There was a time when document center managers were mainly focused on finding ways to produce higher volumes of documents at the lowest possible cost. Today, though managing production and postal costs remain important, the best way to save money with transactional documents isn’t producing them more cheaply. The biggest gains are likely to be found in benefits to corporate functions outside document operations.
What is driving this shift in emphasis? Well, digital migration is part of it. Even though they are still a favorite among consumers, paper statements, bills, and notices are not on a growth path. Fewer documents to produce means per-piece cost reduction tactics have less financial impact and are offset by fixed costs like facilities, equipment, and maintenance.
Also, the number of cost-trimming opportunities has dwindled. Document centers have spent decades driving costs out of their production workflows. Any remaining savings opportunities are relatively small or they require a substantial change in operational workflow, such as switching from pre-printed cut-sheets to roll-fed white paper. Few large operations still have easy opportunities for massive postage reductions or large operational efficiencies. Most of those savings have been realized.
Improve Customer Experiences and Save Money
Companies are saving money through documents today by using them to accomplish such goals as reducing calls to customer service, fostering customer loyalty, or doing a better job at up-selling and cross-selling.
Transactional documents have always been important customer touchpoints. Customers expect these communications, open them over 90% of the time, and act when the mail pieces arrive. No other corporate messaging has this level of influence. Taking advantage of the power of these documents is the secret to adding value to the organization through customer communications.

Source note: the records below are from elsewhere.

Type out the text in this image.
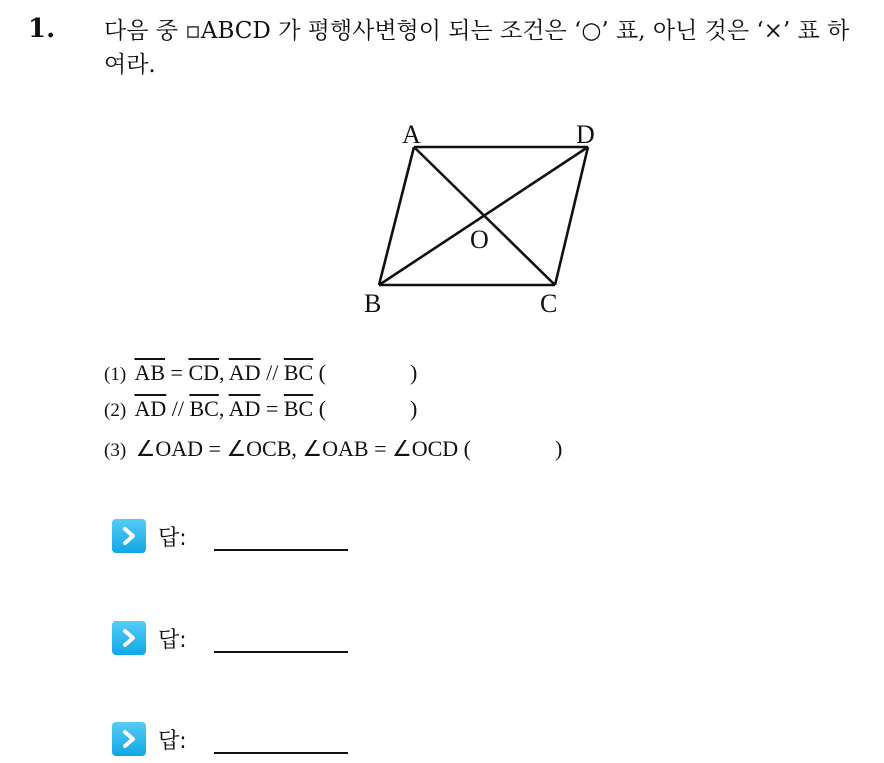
1. 다음 중 ▫ABCD 가 평행사변형이 되는 조건은 ‘○’ 표, 아닌 것은 ‘×’ 표 하여라.
A	D
B	C
O
(1) $\overline{AB} = \overline{CD}$, $\overline{AD} // \overline{BC}$ (	)
(2) $\overline{AD} // \overline{BC}$, $\overline{AD} = \overline{BC}$ (	)
(3) ∠OAD = ∠OCB, ∠OAB = ∠OCD (	)
답:
답:
답:
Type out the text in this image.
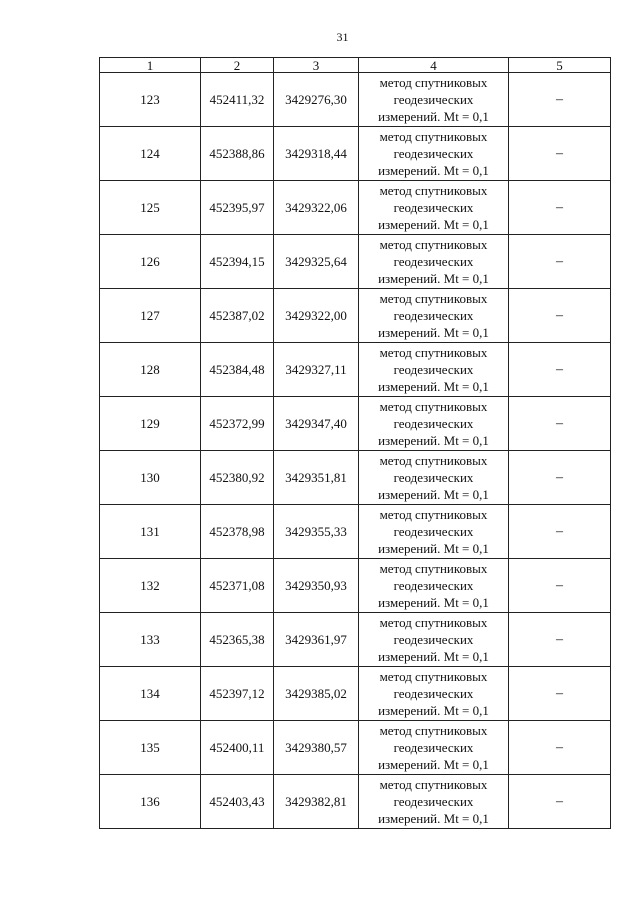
31
1	2	3	4	5
123	452411,32	3429276,30	метод спутниковых
геодезических
измерений. Mt = 0,1	–
124	452388,86	3429318,44	метод спутниковых
геодезических
измерений. Mt = 0,1	–
125	452395,97	3429322,06	метод спутниковых
геодезических
измерений. Mt = 0,1	–
126	452394,15	3429325,64	метод спутниковых
геодезических
измерений. Mt = 0,1	–
127	452387,02	3429322,00	метод спутниковых
геодезических
измерений. Mt = 0,1	–
128	452384,48	3429327,11	метод спутниковых
геодезических
измерений. Mt = 0,1	–
129	452372,99	3429347,40	метод спутниковых
геодезических
измерений. Mt = 0,1	–
130	452380,92	3429351,81	метод спутниковых
геодезических
измерений. Mt = 0,1	–
131	452378,98	3429355,33	метод спутниковых
геодезических
измерений. Mt = 0,1	–
132	452371,08	3429350,93	метод спутниковых
геодезических
измерений. Mt = 0,1	–
133	452365,38	3429361,97	метод спутниковых
геодезических
измерений. Mt = 0,1	–
134	452397,12	3429385,02	метод спутниковых
геодезических
измерений. Mt = 0,1	–
135	452400,11	3429380,57	метод спутниковых
геодезических
измерений. Mt = 0,1	–
136	452403,43	3429382,81	метод спутниковых
геодезических
измерений. Mt = 0,1	–
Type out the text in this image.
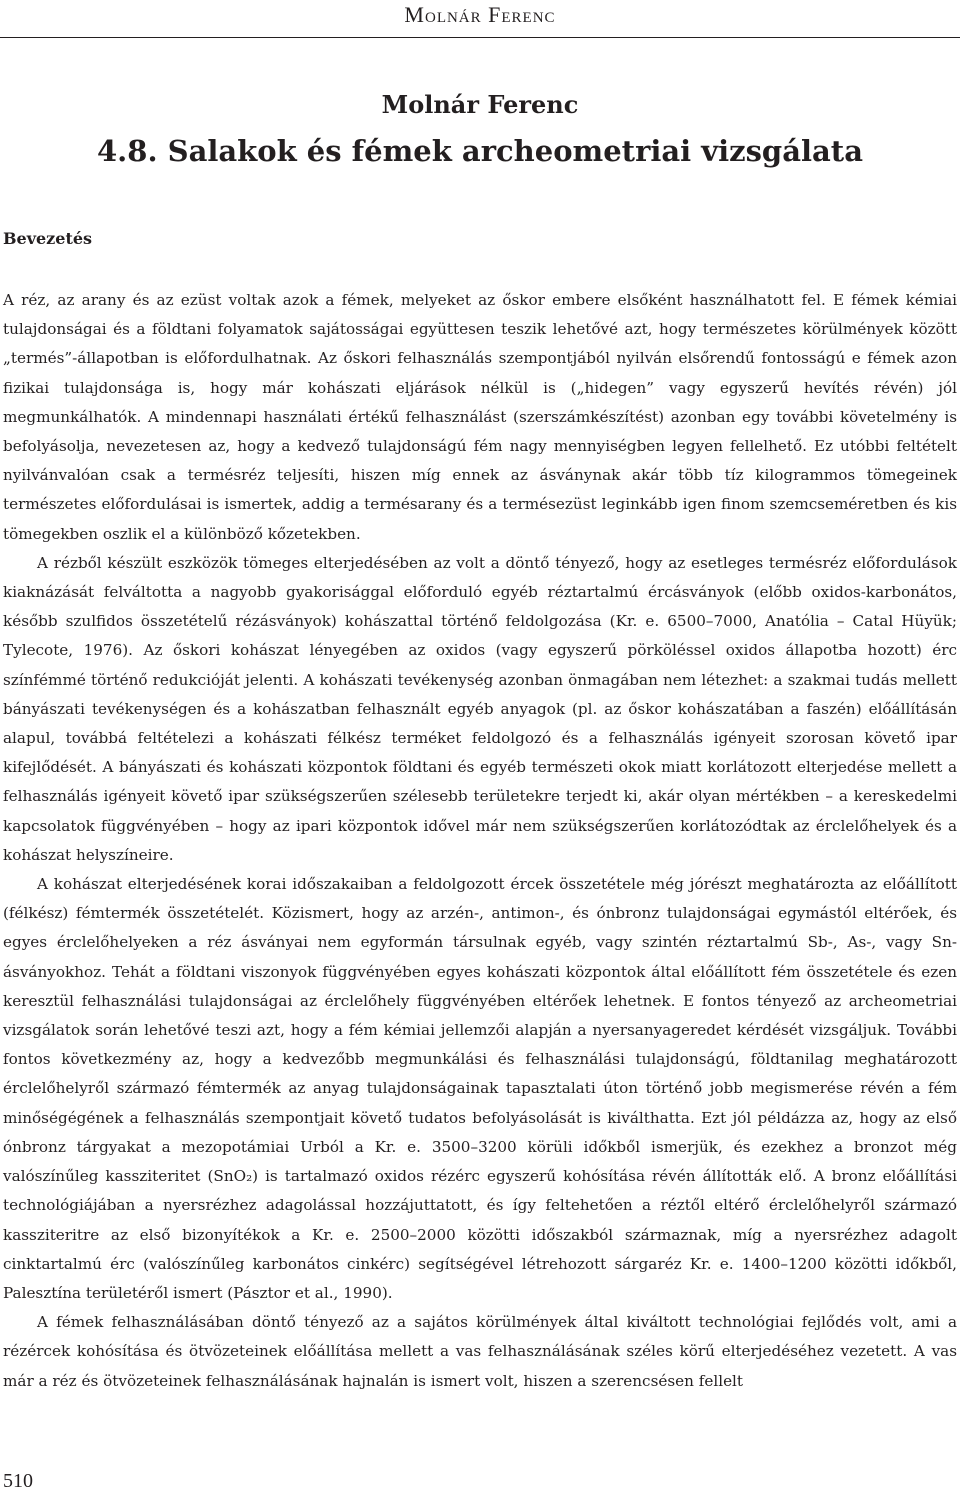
Molnár Ferenc
Molnár Ferenc
4.8. Salakok és fémek archeometriai vizsgálata
Bevezetés

A réz, az arany és az ezüst voltak azok a fémek, melyeket az őskor embere elsőként használhatott fel. E fémek kémiai tulajdonságai és a földtani folyamatok sajátosságai együttesen teszik lehetővé azt, hogy természetes körülmények között „termés”-állapotban is előfordulhatnak. Az őskori felhasználás szempontjából nyilván elsőrendű fontosságú e fémek azon fizikai tulajdonsága is, hogy már kohászati eljárások nélkül is („hidegen” vagy egyszerű hevítés révén) jól megmunkálhatók. A mindennapi használati értékű felhasználást (szerszámkészítést) azonban egy további követelmény is befolyásolja, nevezetesen az, hogy a kedvező tulajdonságú fém nagy mennyiségben legyen fellelhető. Ez utóbbi feltételt nyilvánvalóan csak a termésréz teljesíti, hiszen míg ennek az ásványnak akár több tíz kilogrammos tömegeinek természetes előfordulásai is ismertek, addig a termésarany és a termésezüst leginkább igen finom szemcseméretben és kis tömegekben oszlik el a különböző kőzetekben.

A rézből készült eszközök tömeges elterjedésében az volt a döntő tényező, hogy az esetleges termésréz előfordulások kiaknázását felváltotta a nagyobb gyakorisággal előforduló egyéb réztartalmú ércásványok (előbb oxidos-karbonátos, később szulfidos összetételű rézásványok) kohászattal történő feldolgozása (Kr. e. 6500–7000, Anatólia – Catal Hüyük; Tylecote, 1976). Az őskori kohászat lényegében az oxidos (vagy egyszerű pörköléssel oxidos állapotba hozott) érc színfémmé történő redukcióját jelenti. A kohászati tevékenység azonban önmagában nem létezhet: a szakmai tudás mellett bányászati tevékenységen és a kohászatban felhasznált egyéb anyagok (pl. az őskor kohászatában a faszén) előállításán alapul, továbbá feltételezi a kohászati félkész terméket feldolgozó és a felhasználás igényeit szorosan követő ipar kifejlődését. A bányászati és kohászati központok földtani és egyéb természeti okok miatt korlátozott elterjedése mellett a felhasználás igényeit követő ipar szükségszerűen szélesebb területekre terjedt ki, akár olyan mértékben – a kereskedelmi kapcsolatok függvényében – hogy az ipari központok idővel már nem szükségszerűen korlátozódtak az érclelőhelyek és a kohászat helyszíneire.

A kohászat elterjedésének korai időszakaiban a feldolgozott ércek összetétele még jórészt meghatározta az előállított (félkész) fémtermék összetételét. Közismert, hogy az arzén-, antimon-, és ónbronz tulajdonságai egymástól eltérőek, és egyes érclelőhelyeken a réz ásványai nem egyformán társulnak egyéb, vagy szintén réztartalmú Sb-, As-, vagy Sn- ásványokhoz. Tehát a földtani viszonyok függvényében egyes kohászati központok által előállított fém összetétele és ezen keresztül felhasználási tulajdonságai az érclelőhely függvényében eltérőek lehetnek. E fontos tényező az archeometriai vizsgálatok során lehetővé teszi azt, hogy a fém kémiai jellemzői alapján a nyersanyageredet kérdését vizsgáljuk. További fontos következmény az, hogy a kedvezőbb megmunkálási és felhasználási tulajdonságú, földtanilag meghatározott érclelőhelyről származó fémtermék az anyag tulajdonságainak tapasztalati úton történő jobb megismerése révén a fém minőségégének a felhasználás szempontjait követő tudatos befolyásolását is kiválthatta. Ezt jól példázza az, hogy az első ónbronz tárgyakat a mezopotámiai Urból a Kr. e. 3500–3200 körüli időkből ismerjük, és ezekhez a bronzot még valószínűleg kassziteritet (SnO₂) is tartalmazó oxidos rézérc egyszerű kohósítása révén állították elő. A bronz előállítási technológiájában a nyersrézhez adagolással hozzájuttatott, és így feltehetően a réztől eltérő érclelőhelyről származó kassziteritre az első bizonyítékok a Kr. e. 2500–2000 közötti időszakból származnak, míg a nyersrézhez adagolt cinktartalmú érc (valószínűleg karbonátos cinkérc) segítségével létrehozott sárgaréz Kr. e. 1400–1200 közötti időkből, Palesztína területéről ismert (Pásztor et al., 1990).

A fémek felhasználásában döntő tényező az a sajátos körülmények által kiváltott technológiai fejlődés volt, ami a rézércek kohósítása és ötvözeteinek előállítása mellett a vas felhasználásának széles körű elterjedéséhez vezetett. A vas már a réz és ötvözeteinek felhasználásának hajnalán is ismert volt, hiszen a szerencsésen fellelt

510
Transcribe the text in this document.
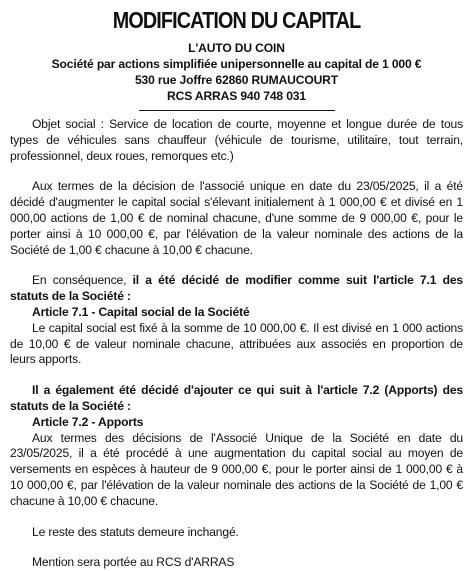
MODIFICATION DU CAPITAL
L'AUTO DU COIN
Société par actions simplifiée unipersonnelle au capital de 1 000 €
530 rue Joffre 62860 RUMAUCOURT
RCS ARRAS 940 748 031

Objet social : Service de location de courte, moyenne et longue durée de tous types de véhicules sans chauffeur (véhicule de tourisme, utilitaire, tout terrain, professionnel, deux roues, remorques etc.)

Aux termes de la décision de l'associé unique en date du 23/05/2025, il a été décidé d'augmenter le capital social s'élevant initialement à 1 000,00 € et divisé en 1 000,00 actions de 1,00 € de nominal chacune, d'une somme de 9 000,00 €, pour le porter ainsi à 10 000,00 €, par l'élévation de la valeur nominale des actions de la Société de 1,00 € chacune à 10,00 € chacune.

En conséquence, il a été décidé de modifier comme suit l'article 7.1 des statuts de la Société :

Article 7.1 - Capital social de la Société

Le capital social est fixé à la somme de 10 000,00 €. Il est divisé en 1 000 actions de 10,00 € de valeur nominale chacune, attribuées aux associés en proportion de leurs apports.

Il a également été décidé d'ajouter ce qui suit à l'article 7.2 (Apports) des statuts de la Société :

Article 7.2 - Apports

Aux termes des décisions de l'Associé Unique de la Société en date du 23/05/2025, il a été procédé à une augmentation du capital social au moyen de versements en espèces à hauteur de 9 000,00 €, pour le porter ainsi de 1 000,00 € à 10 000,00 €, par l'élévation de la valeur nominale des actions de la Société de 1,00 € chacune à 10,00 € chacune.

Le reste des statuts demeure inchangé.

Mention sera portée au RCS d'ARRAS
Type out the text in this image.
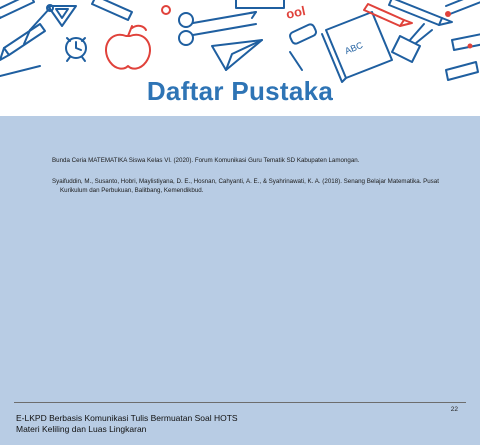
ool
ABC
Daftar Pustaka

Bunda Ceria MATEMATIKA Siswa Kelas VI. (2020). Forum Komunikasi Guru Tematik SD Kabupaten Lamongan.

Syaifuddin, M., Susanto, Hobri, Maylistiyana, D. E., Hosnan, Cahyanti, A. E., & Syahrinawati, K. A. (2018). Senang Belajar Matematika. Pusat Kurikulum dan Perbukuan, Balitbang, Kemendikbud.

22
E-LKPD Berbasis Komunikasi Tulis Bermuatan Soal HOTS
Materi Keliling dan Luas Lingkaran
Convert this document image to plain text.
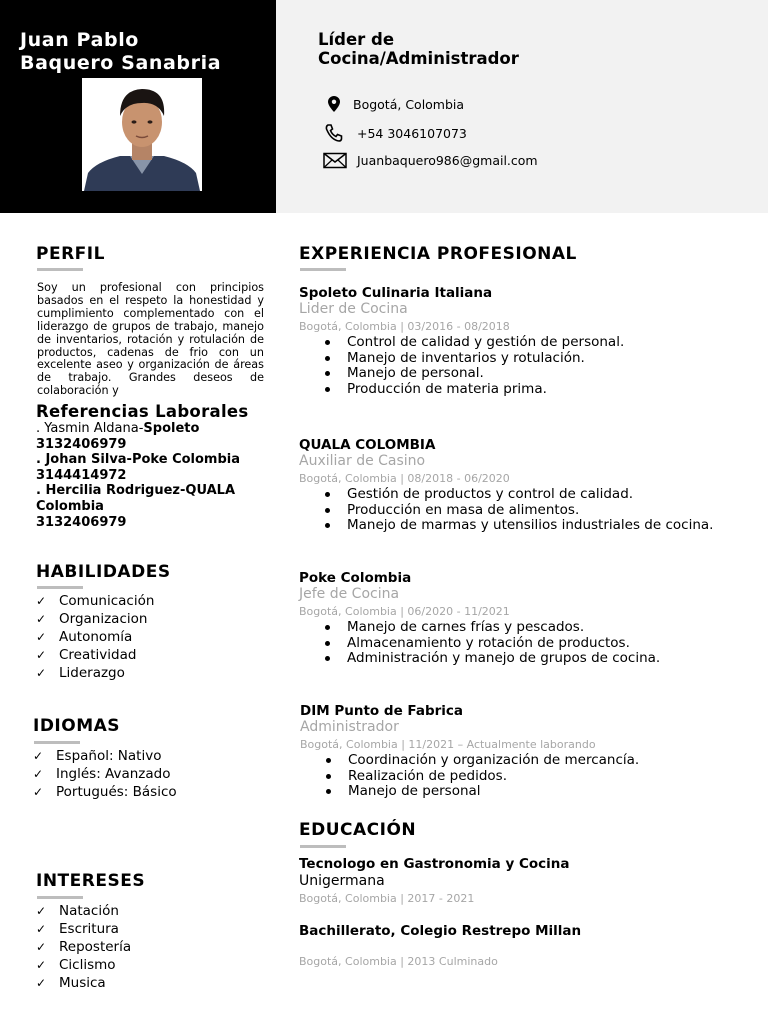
Juan Pablo
Baquero Sanabria
Líder de
Cocina/Administrador
Bogotá, Colombia
+54 3046107073
Juanbaquero986@gmail.com
PERFIL
Soy un profesional con principios basados en el respeto la honestidad y cumplimiento complementado con el liderazgo de grupos de trabajo, manejo de inventarios, rotación y rotulación de productos, cadenas de frio con un excelente aseo y organización de áreas de trabajo. Grandes deseos de colaboración y
Referencias Laborales
. Yasmin Aldana-Spoleto
3132406979
. Johan Silva-Poke Colombia
3144414972
. Hercilia Rodriguez-QUALA Colombia
3132406979
HABILIDADES
✓ Comunicación
✓ Organizacion
✓ Autonomía
✓ Creatividad
✓ Liderazgo
IDIOMAS
✓ Español: Nativo
✓ Inglés: Avanzado
✓ Portugués: Básico
INTERESES
✓ Natación
✓ Escritura
✓ Repostería
✓ Ciclismo
✓ Musica
EXPERIENCIA PROFESIONAL
Spoleto Culinaria Italiana
Lider de Cocina
Bogotá, Colombia | 03/2016 - 08/2018
Control de calidad y gestión de personal.
Manejo de inventarios y rotulación.
Manejo de personal.
Producción de materia prima.
QUALA COLOMBIA
Auxiliar de Casino
Bogotá, Colombia | 08/2018 - 06/2020
Gestión de productos y control de calidad.
Producción en masa de alimentos.
Manejo de marmas y utensilios industriales de cocina.
Poke Colombia
Jefe de Cocina
Bogotá, Colombia | 06/2020 - 11/2021
Manejo de carnes frías y pescados.
Almacenamiento y rotación de productos.
Administración y manejo de grupos de cocina.
DIM Punto de Fabrica
Administrador
Bogotá, Colombia | 11/2021 – Actualmente laborando
Coordinación y organización de mercancía.
Realización de pedidos.
Manejo de personal
EDUCACIÓN
Tecnologo en Gastronomia y Cocina
Unigermana
Bogotá, Colombia | 2017 - 2021
Bachillerato, Colegio Restrepo Millan
Bogotá, Colombia | 2013 Culminado
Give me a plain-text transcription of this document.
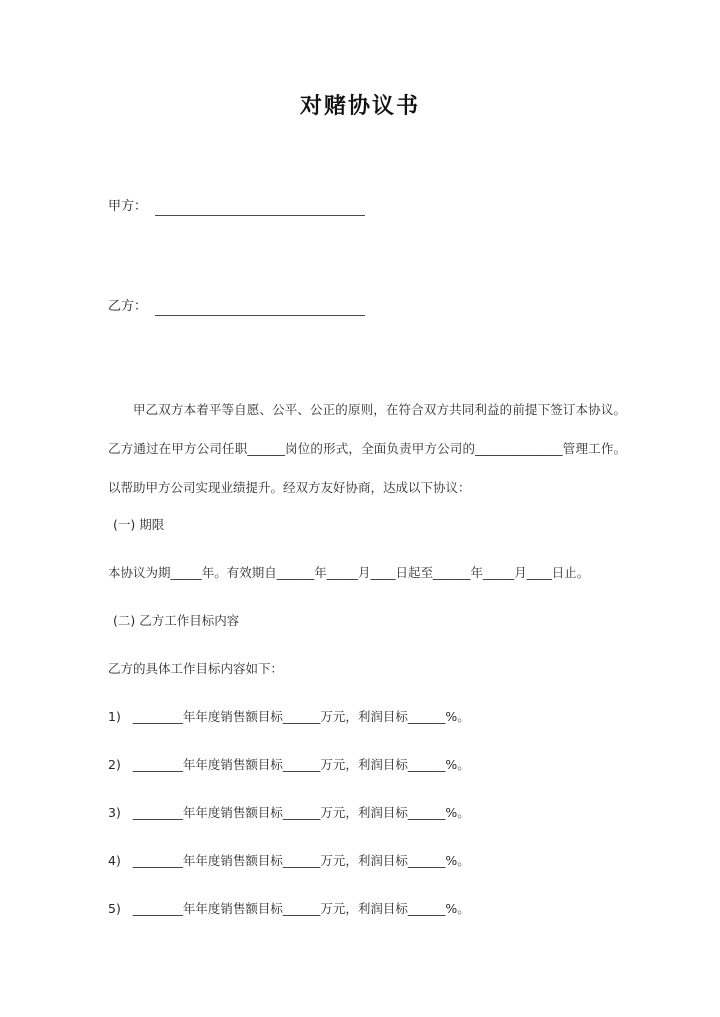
对赌协议书
甲方：
乙方：

甲乙双方本着平等自愿、公平、公正的原则，在符合双方共同利益的前提下签订本协议。乙方通过在甲方公司任职______岗位的形式，全面负责甲方公司的______________管理工作。以帮助甲方公司实现业绩提升。经双方友好协商，达成以下协议：

(一) 期限
本协议为期_____年。有效期自______年_____月____日起至______年_____月____日止。
(二) 乙方工作目标内容
乙方的具体工作目标内容如下：
1) ________年年度销售额目标______万元，利润目标______%。
2) ________年年度销售额目标______万元，利润目标______%。
3) ________年年度销售额目标______万元，利润目标______%。
4) ________年年度销售额目标______万元，利润目标______%。
5) ________年年度销售额目标______万元，利润目标______%。
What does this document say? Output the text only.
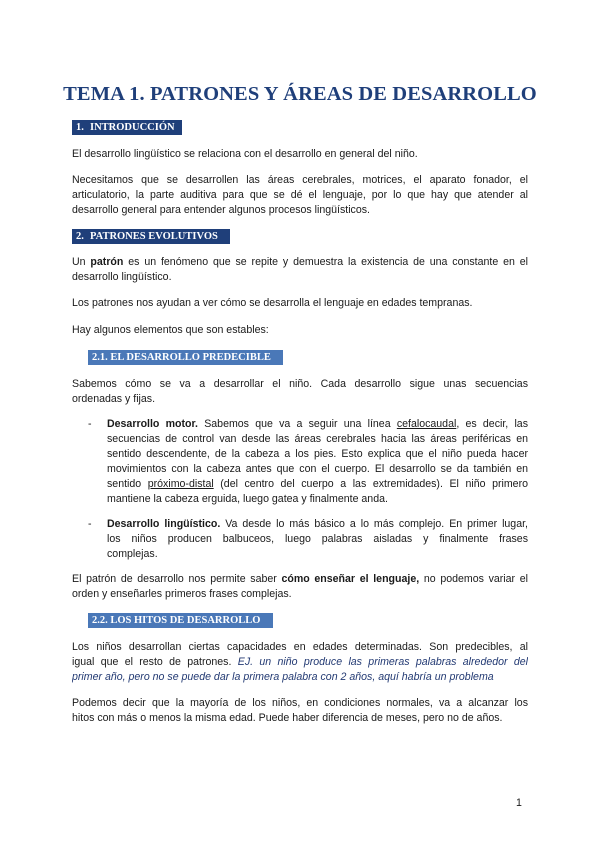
TEMA 1. PATRONES Y ÁREAS DE DESARROLLO
1. INTRODUCCIÓN
El desarrollo lingüístico se relaciona con el desarrollo en general del niño.
Necesitamos que se desarrollen las áreas cerebrales, motrices, el aparato fonador, el
articulatorio, la parte auditiva para que se dé el lenguaje, por lo que hay que atender al
desarrollo general para entender algunos procesos lingüísticos.
2. PATRONES EVOLUTIVOS
Un patrón es un fenómeno que se repite y demuestra la existencia de una constante en el
desarrollo lingüístico.
Los patrones nos ayudan a ver cómo se desarrolla el lenguaje en edades tempranas.
Hay algunos elementos que son estables:
2.1. EL DESARROLLO PREDECIBLE
Sabemos cómo se va a desarrollar el niño. Cada desarrollo sigue unas secuencias
ordenadas y fijas.
- Desarrollo motor. Sabemos que va a seguir una línea cefalocaudal, es decir, las
secuencias de control van desde las áreas cerebrales hacia las áreas periféricas en
sentido descendente, de la cabeza a los pies. Esto explica que el niño pueda hacer
movimientos con la cabeza antes que con el cuerpo. El desarrollo se da también en
sentido próximo-distal (del centro del cuerpo a las extremidades). El niño primero
mantiene la cabeza erguida, luego gatea y finalmente anda.
- Desarrollo lingüístico. Va desde lo más básico a lo más complejo. En primer lugar,
los niños producen balbuceos, luego palabras aisladas y finalmente frases
complejas.
El patrón de desarrollo nos permite saber cómo enseñar el lenguaje, no podemos variar el
orden y enseñarles primeros frases complejas.
2.2. LOS HITOS DE DESARROLLO
Los niños desarrollan ciertas capacidades en edades determinadas. Son predecibles, al
igual que el resto de patrones. EJ. un niño produce las primeras palabras alrededor del
primer año, pero no se puede dar la primera palabra con 2 años, aquí habría un problema
Podemos decir que la mayoría de los niños, en condiciones normales, va a alcanzar los
hitos con más o menos la misma edad. Puede haber diferencia de meses, pero no de años.
1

There are many approaches an organization can take to achieve these goals. For instance, redesigning some documents might be in order if customer service consistently has spikes in call volume following bill and statement distribution. If companies can reduce confusion by making some document modifications, the organization can handle more calls with fewer people and reduce expenses. Replacing boilerplate terms and conditions with product/customer/location-specific wording may be helpful. Changing line item descriptions or adding informational text or graphics to the pages could be another improvement that is easy to implement.
Does your company have online self-help videos, tutorials, or FAQ’s? Is there an online chat capability? Emphasizing these options on the documents or printing QR codes linking to self-help resources can redirect some of those calls coming to customer service to less-expensive information sources.
Put Unused Space to Work
Using data already recorded, modern document composition software can offer specific customers a special discount, suggest upgrades, or introduce appropriate new products. Using white space management capabilities and digital printers, one can print offers or messages relevant to each customer right on the documents at practically no extra expense. With this functionality marketers can link offers to individual customers and track which people respond, thereby triggering follow-up or fulfillment activities.
Positive changes in customer behavior such as faster payment, additional purchases, referrals, or renewals are much more valuable to corporate executives than small reductions in bill printing expenses. In most companies, document operations can make their greatest contributions to their company’s most important goals by improving the messages they send to customers.